Scrambling Eggs for Spotify with Knuth’s Fibonacci Hashing
First Revealed: 08/12/23
He was very late in returning — so late, that I knew that the live performance
couldn’t have detained him on a regular basis. Dinner was on the desk
earlier than he appeared.
“It was magnificent,” he stated, as he took his seat. “Do you bear in mind
what Darwin says about music? He claims that the ability of manufacturing
and appreciating it existed among the many human race lengthy earlier than the ability
of speech was arrived at. Maybe that’s the reason we’re so subtly
influenced by it. There are imprecise recollections in our souls of these misty
centuries when the world was in its childhood.”
“That is fairly a broad concept,” I remarked.
“One’s concepts should be as broad as Nature if they’re to interpret
Nature,” he answered.
– A Research in Scarlet, Arthur Conan Doyle
Just a few weeks again, whereas looking Hacker Information’
second chance pool, I
got here throughout a
2014 blog post from Spotify
discussing how you can shuffle songs.
Now, at first look, you would possibly suppose, “How difficult may it’s to
shuffle songs in a playlist? Can we not randomly shuffle them out?”

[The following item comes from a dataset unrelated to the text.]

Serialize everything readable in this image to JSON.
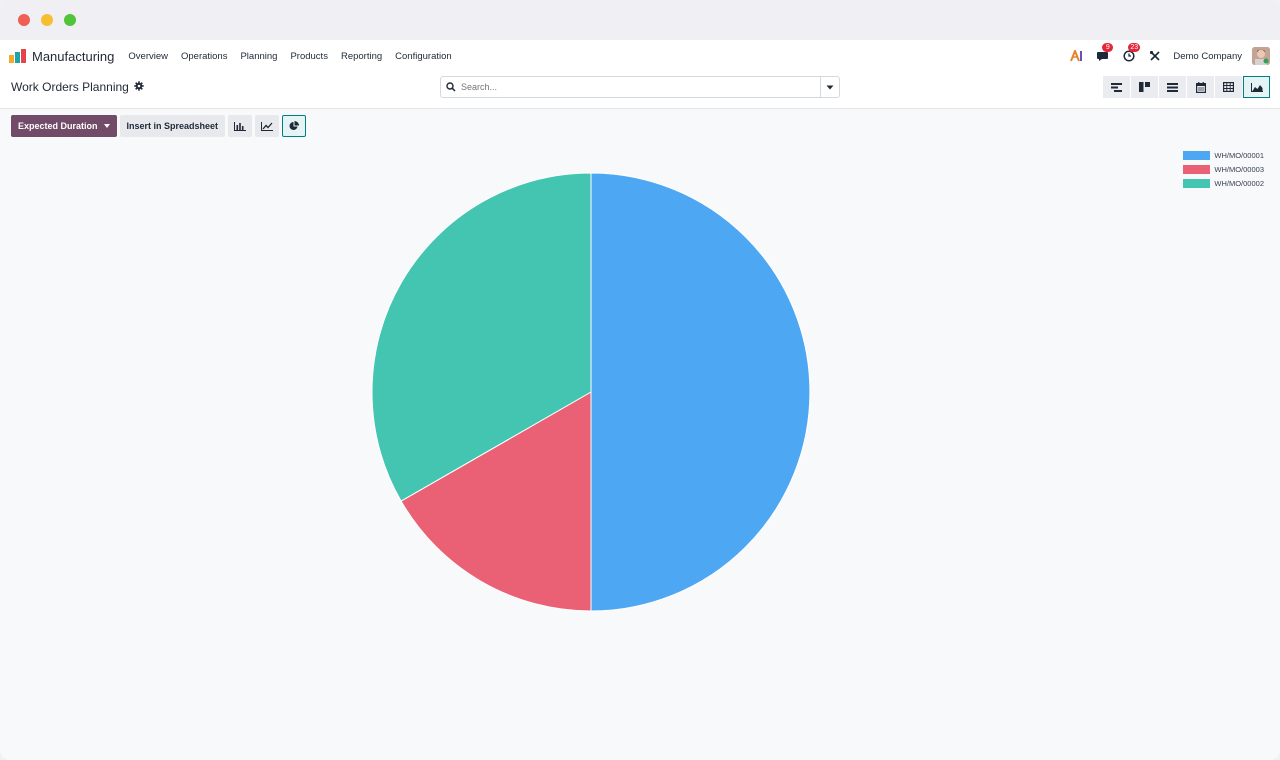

You see, that’s exactly the strategy Spotify initially took. They used
the
Fisher–Yates shuffle
to do that. Say you’ve gotten 5 songs from three artists, as illustrated
within the determine beneath:
The trendy implementation of Fisher–Yates shuffle is an (O(n)) time
algorithm and could be described as follows:
 To shuffle an array (a) of (n) components (indices (0..n1)):
 For (i) from (n – 1) right down to (1) do
 (j leftarrow ) random integer such that ( 0 le j le i )
 trade (a[j]) and (a[i])
Utilizing the determine above, we are able to visualize the algorithm:
Now, this was all effective for the Swedenbased group until they confronted a
fascinating situation. Of their phrases:
….. We seen some customers complaining about our shuffling algorithm
taking part in just a few songs from the identical artist proper after one another. The
customers had been asking “Why isn’t your shuffling random?”. We responded “Hey!
Our shuffling is random!”
At first we didn’t perceive what the customers had been attempting to inform us by
saying that the shuffling shouldn’t be random, however then we learn the feedback
extra rigorously and seen that some folks don’t need the identical artist
taking part in two or 3 times inside a short while interval.

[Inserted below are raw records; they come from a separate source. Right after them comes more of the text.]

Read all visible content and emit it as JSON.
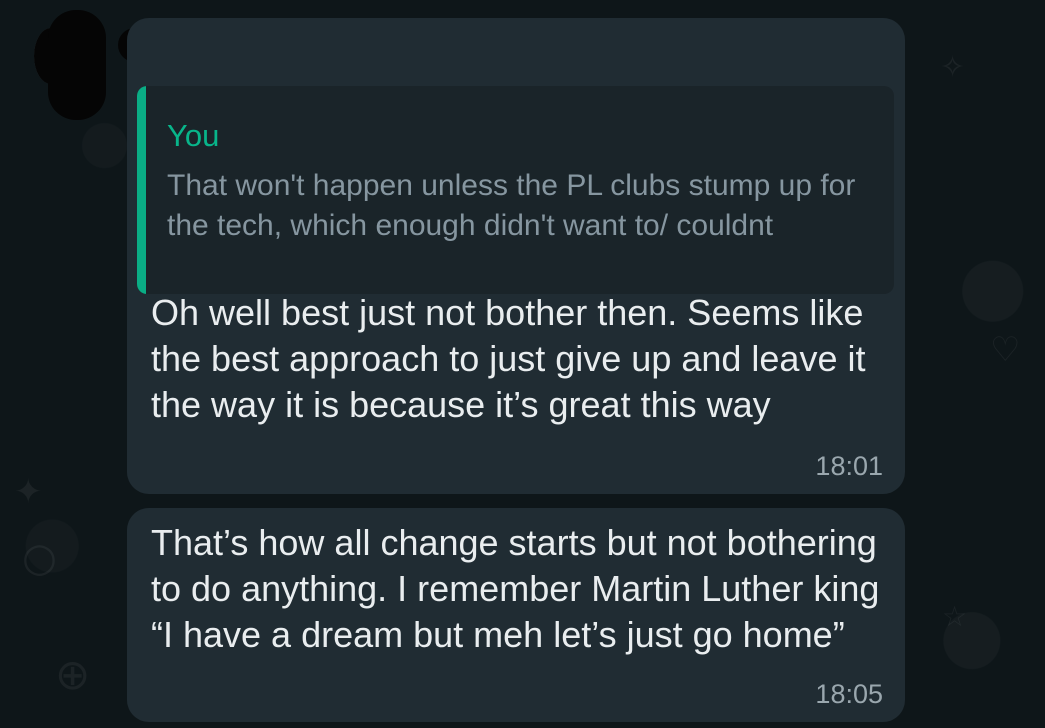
{
  "quoted_message": {
    "author": "You",
    "text": "That won't happen unless the PL clubs stump up for the tech, which enough didn't want to/ couldnt"
  },
  "messages": [
    {
      "text": "Oh well best just not bother then. Seems like the best approach to just give up and leave it the way it is because it’s great this way",
      "time": "18:01"
    },
    {
      "text": "That’s how all change starts but not bothering to do anything.  I remember Martin Luther king “I have a dream but meh let’s just go home”",
      "time": "18:05"
    }
  ],
  "colors": {
    "background": "#0e1619",
    "bubble": "#202c33",
    "quote_accent": "#06cf9c",
    "text": "#e9edef",
    "muted_text": "#8696a0"
  },
  "icons": [
    "avatar",
    "background-doodles"
  ]
}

….. Should you simply heard a music from a selected artist, that doesn’t
imply that the following music might be extra possible from a unique artist in a
completely random order. Nonetheless, the outdated saying says that the person is
at all times proper, so we determined to look into methods of adjusting our shuffling
algorithm in order that the customers are happier. We discovered that they don’t like
excellent randomness.
Fascinating certainly! To create an phantasm of randomness –
randomness with artists evenly unfold all through the playlist –
the engineers drew inspiration from a
2007 blogpost by Martin Fiedler.
Fiedler’s algorithm is split into two components:
the merge algorithm and the fill algorithm. Initially, the
songs to be shuffled are categorized primarily based on their artist. For
occasion, assume that we now have three artists and ten songs in our
playlist. Then,
The fill algorithm goals to distribute dummy tracks evenly amongst
shorter classes to match the size of the longest one. This step is
adopted by the merge algorithm, which mixes tracks from
totally different classes to type a single playlist in a columnwise trend.
For instance, with the classes talked about earlier, the fill algorithm
would:
Subsequently, the merge algorithm would create a last playlist as
follows:
Whereas this technique distributes the songs fairly effectively, as talked about
by Spotify, it’s difficult and doubtlessly sluggish in sure eventualities,
notably as a result of quite a few randomization operations.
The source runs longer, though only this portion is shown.